Asian stocks end mixed before US payrolls; China property drags
Asian equities closed mixed in subdued trade on Tuesday as investors stayed on the sidelines before the U.S. September jobs report.
But the Shanghai Composite and Indian stocks underperformed.
"Ahead of the belated release of the September jobs report, markets are set to remain range bound, with most assets consolidating recent moves," said Mitul Kotecha, head of global FX strategy at Credit Agricole.
US jobs due
The closely-watched U.S. non-farm payrolls report for September is due for release later on Tuesday.
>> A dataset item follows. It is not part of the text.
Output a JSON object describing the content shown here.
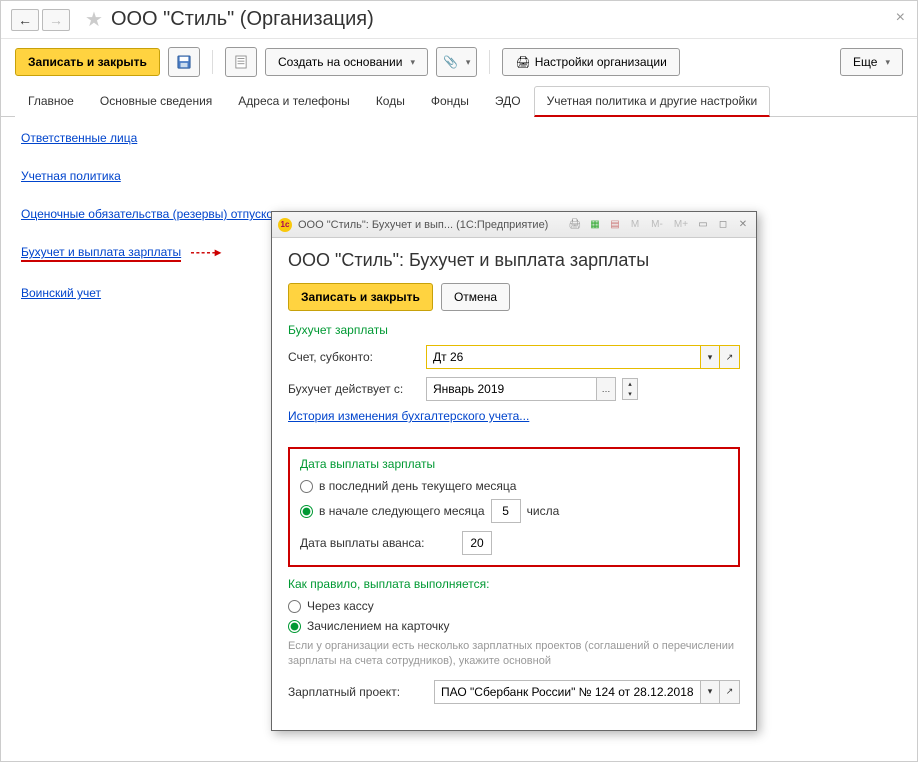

It is expected to show that ahead of the government shutdown, 180,000 new jobs were created last month.
(Read more: Big jobs Tuesday: better late than never?)
Meanwhile, Chicago Federal Reserve President Charles Evans told CNBC that it will be "tough" for the central bank to have sufficient confidence in the strength of the U.S. recovery by its December meeting to start scaling back its bond-buying program.
Shanghai down 0.8%
China's benchmark index accelerated losses in afternoon trade, retreating further from the previous day's one-week high after average new home prices in major cities rose 9 percent from 2012, marking the ninth straight month of annual increases.
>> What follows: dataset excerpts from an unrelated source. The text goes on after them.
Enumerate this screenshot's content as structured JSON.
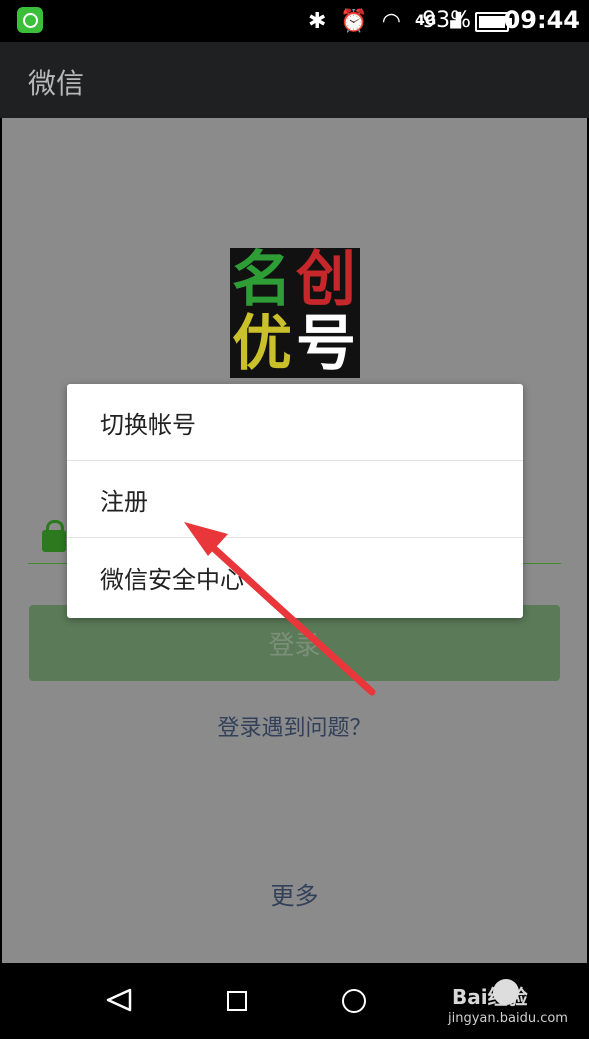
{
  "status_bar": {
    "network_label": "4G",
    "battery_percent": "93%",
    "time": "09:44",
    "icons": [
      "app-notification-icon",
      "bluetooth-icon",
      "alarm-icon",
      "wifi-icon",
      "4g-icon",
      "signal-icon",
      "battery-icon"
    ]
  },
  "app_bar": {
    "title": "微信"
  },
  "logo": {
    "chars": [
      "名",
      "创",
      "优",
      "号"
    ]
  },
  "login": {
    "button_label": "登录",
    "trouble_link": "登录遇到问题？",
    "more_link": "更多"
  },
  "menu": {
    "items": [
      {
        "label": "切换帐号"
      },
      {
        "label": "注册"
      },
      {
        "label": "微信安全中心"
      }
    ]
  },
  "annotation": {
    "arrow_color": "#e8363a"
  },
  "nav_bar": {
    "watermark": "Bai经验",
    "watermark_url": "jingyan.baidu.com"
  }
}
Real-estate developers fell on the news. Shanghai Shimao led losses by 2 percent while Poly Real Estate and Gemdale closed down 1.7 percent.
"All eyes fall on Thursday's HSBC 'flash' manufacturing numbers and while there isn't any consensus traders could still react, especially as the hotter house prices will only add to inflation forces, which in turn are back on the market's radar after PBOC advisor Son Guoqing talked about tightening policy somewhat if inflation stays above 3 percent," said Chris Weston, market strategist at IG."
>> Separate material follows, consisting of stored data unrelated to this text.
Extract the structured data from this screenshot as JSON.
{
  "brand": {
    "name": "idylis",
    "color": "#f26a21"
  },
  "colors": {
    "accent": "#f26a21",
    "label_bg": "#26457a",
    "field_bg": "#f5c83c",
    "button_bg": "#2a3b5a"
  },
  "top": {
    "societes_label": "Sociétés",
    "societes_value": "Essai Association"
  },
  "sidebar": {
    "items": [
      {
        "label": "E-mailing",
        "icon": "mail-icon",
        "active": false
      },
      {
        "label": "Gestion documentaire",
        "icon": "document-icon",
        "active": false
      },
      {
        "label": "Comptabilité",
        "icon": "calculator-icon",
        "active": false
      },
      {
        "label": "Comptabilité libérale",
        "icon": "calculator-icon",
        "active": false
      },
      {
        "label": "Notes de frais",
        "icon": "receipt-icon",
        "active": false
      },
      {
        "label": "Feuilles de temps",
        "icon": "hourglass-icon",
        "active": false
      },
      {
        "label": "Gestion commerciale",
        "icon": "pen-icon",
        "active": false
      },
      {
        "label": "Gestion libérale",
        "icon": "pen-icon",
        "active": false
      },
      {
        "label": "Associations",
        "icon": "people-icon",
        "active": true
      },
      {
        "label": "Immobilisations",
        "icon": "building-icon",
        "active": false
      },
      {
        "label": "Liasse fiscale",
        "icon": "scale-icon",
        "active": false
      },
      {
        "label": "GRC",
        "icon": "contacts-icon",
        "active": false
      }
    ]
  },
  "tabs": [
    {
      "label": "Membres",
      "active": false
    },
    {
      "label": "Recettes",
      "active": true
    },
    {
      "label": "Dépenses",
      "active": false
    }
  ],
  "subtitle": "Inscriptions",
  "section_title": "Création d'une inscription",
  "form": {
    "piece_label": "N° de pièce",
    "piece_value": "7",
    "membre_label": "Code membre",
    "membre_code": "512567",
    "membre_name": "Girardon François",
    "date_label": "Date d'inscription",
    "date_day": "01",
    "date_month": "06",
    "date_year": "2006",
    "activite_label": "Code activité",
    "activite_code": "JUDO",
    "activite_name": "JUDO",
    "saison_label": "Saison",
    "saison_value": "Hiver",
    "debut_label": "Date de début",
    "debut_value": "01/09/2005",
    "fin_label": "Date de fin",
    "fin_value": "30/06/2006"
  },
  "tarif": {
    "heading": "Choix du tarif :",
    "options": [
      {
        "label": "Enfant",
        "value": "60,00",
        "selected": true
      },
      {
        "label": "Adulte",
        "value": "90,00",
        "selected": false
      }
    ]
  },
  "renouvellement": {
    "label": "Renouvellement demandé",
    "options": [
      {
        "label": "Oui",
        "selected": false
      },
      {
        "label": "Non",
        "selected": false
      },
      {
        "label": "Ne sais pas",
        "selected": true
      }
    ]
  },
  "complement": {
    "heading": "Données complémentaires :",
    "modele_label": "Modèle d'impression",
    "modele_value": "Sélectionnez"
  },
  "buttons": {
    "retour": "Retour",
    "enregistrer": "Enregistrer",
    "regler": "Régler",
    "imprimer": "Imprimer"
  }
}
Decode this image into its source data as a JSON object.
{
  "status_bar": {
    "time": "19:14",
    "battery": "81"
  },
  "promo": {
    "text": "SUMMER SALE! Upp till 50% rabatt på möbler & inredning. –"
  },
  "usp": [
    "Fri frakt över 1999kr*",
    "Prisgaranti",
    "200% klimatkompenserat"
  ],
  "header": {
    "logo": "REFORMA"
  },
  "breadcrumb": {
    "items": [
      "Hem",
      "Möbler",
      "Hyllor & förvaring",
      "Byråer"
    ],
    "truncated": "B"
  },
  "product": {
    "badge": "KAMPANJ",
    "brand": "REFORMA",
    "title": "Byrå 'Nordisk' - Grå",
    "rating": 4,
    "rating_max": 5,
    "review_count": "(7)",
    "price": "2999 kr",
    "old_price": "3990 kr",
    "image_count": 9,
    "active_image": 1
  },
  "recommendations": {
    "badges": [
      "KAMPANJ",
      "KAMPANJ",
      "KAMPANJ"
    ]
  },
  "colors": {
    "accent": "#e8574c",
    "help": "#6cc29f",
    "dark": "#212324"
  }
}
The benchmark index traded just 12 points shy of falling below its 200-day simple moving average (SMA) of 2,198 points.
Nikkei 0.1% higher
Japan's benchmark index erased earlier losses to edge up to a new three-week closing high for a second straight session.
Sydney up 0.4%
Australia's benchmark index climbed above 5,370 points to hit a new five-year high for a third consecutive session. The ASX's relative strength index (RSI) rose to 62, indicating that it is fast approaching overbought territory.
Retailer David Jones skidded over 2 percent after CEO Paul Zahra announced his resignation.
Kospi rises 0.1%
South Korea's benchmark index also recouped early losses to log a new two-year closing high after foreigners extended their buying streak for a 38th consecutive session, the longest on record.
Among techs, Samsung Electronics closed down 0.6 percent following an earlier 1.5 percent decline ahead of posting quarterly earnings later this week. Memory chip-maker SK Hynix tumbled over 4 percent on profit-taking
Shinhan Financial lost 3 percent after BNP Paribas decided to sell around 4.8 million shares of the lender.
India slips 0.14%
India's benchmark index retreated from the previous session's three-year closing high of 20,893 while the rupee inched down 0.2 percent to 67.7 per dollar.